Bentley is a representative of the 98 district in the Commonwealth. According to his legislative profile, he is a retired pharmacist and an educator. He has sponsored a number of health and wellness related legislation.

The cosponsors prefiled BR 53 “AN ACT relating to the establishment of emergency insulin programs and declaring an emergency” on Aug. 4, 2021. 

Minter was the primary sponsor of a similar bill, HB 122, in the 2021 regular session.

The bill mirrors pieces of legislation in Colorado and Minnesota called Alec’s Law. The law was named after a young man who had Type 1 diabetes and had to start rationing his Insulin. Alec went into a diabetic coma and was found dead from high blood sugar.

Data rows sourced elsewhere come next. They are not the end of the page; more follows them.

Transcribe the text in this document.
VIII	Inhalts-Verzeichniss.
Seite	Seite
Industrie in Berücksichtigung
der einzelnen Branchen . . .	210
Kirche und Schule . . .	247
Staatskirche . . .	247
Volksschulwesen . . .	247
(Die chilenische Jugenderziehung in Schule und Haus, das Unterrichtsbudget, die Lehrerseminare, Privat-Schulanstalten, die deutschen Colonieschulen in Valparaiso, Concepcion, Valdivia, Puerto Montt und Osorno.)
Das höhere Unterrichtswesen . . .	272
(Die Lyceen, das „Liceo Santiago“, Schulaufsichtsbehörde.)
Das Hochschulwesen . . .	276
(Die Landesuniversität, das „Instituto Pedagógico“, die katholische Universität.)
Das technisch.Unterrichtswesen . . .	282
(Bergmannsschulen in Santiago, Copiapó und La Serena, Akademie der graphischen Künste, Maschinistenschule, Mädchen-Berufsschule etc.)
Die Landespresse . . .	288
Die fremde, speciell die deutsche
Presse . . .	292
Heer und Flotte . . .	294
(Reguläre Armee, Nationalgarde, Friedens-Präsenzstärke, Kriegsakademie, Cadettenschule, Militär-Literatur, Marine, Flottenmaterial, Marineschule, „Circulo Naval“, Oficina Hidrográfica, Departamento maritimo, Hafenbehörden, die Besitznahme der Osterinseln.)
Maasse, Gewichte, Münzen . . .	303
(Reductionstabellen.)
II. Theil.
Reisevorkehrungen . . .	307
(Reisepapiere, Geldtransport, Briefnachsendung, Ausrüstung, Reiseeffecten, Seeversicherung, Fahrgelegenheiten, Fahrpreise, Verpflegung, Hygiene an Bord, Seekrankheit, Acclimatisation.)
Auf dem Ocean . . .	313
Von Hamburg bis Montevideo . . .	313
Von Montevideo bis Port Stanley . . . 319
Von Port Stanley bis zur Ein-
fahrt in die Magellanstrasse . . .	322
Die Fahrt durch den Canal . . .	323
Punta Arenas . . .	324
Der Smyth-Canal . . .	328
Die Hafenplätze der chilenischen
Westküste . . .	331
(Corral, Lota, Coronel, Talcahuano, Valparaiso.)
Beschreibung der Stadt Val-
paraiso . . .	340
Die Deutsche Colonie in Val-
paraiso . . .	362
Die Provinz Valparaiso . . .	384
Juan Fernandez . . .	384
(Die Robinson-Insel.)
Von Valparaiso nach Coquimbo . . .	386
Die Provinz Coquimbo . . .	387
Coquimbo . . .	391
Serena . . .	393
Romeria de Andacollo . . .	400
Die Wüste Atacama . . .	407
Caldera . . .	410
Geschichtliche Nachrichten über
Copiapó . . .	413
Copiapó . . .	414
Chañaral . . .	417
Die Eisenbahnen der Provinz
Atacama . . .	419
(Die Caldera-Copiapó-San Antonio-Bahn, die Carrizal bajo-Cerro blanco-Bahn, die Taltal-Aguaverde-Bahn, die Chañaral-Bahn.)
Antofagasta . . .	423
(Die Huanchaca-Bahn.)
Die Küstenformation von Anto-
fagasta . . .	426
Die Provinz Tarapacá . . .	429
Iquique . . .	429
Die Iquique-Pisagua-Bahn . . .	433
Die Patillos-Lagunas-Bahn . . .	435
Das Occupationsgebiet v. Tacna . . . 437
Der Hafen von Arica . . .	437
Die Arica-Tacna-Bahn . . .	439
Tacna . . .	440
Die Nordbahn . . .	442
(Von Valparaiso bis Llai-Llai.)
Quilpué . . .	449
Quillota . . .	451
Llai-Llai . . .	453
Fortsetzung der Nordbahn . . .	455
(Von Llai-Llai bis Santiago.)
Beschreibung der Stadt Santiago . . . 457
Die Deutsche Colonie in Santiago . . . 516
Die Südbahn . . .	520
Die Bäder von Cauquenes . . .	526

“This happens far more often than people like to believe,” Minter said. “Because people have to ration their Insulin because they cannot afford it.”

This also happened to Kayla Davis, an Owensboro resident who lived with Type 1 Diabetes. Once off her mother’s insurance she had to begin rationing her medication, Minter said. Davis eventually died due to her rationing. 

“The point of this bill is to make sure people have access to affordable Insulin on an emergency basis,” Minter said.

The bill states that in an emergency situation a person can get a 30 day supply for $25 once per year and the pharmacy will be reimbursed by the manufacturers. 

“This is designed to create an Insulin safety net,” Minter said. “So no one has to choose between having a life saving drug in the dosage they need or losing a limb, or their vision.”

As well as creating an “Insulin safety net,” this bill also lowers the price of Insulin as a whole. The cost would be shifted back to the manufacturers, Minter said. 

“We already know that Insulin only costs $6 a vial to manufacture,” Minter said. “So there’s no reason that the manufacturers should have any objections to this bill  because they’re already making lots of money.”

Alec’s Laws in Colorado and Minnesota have passed with no lawsuits, Minter said, so she is confident this bill will stand.

“I’m ready to get to work passing this bill to make sure no one dies in this state because they don’t have access to Insulin,” she said. “I believe access to Insulin is a basic human right, and I’ll continue to fight for that.”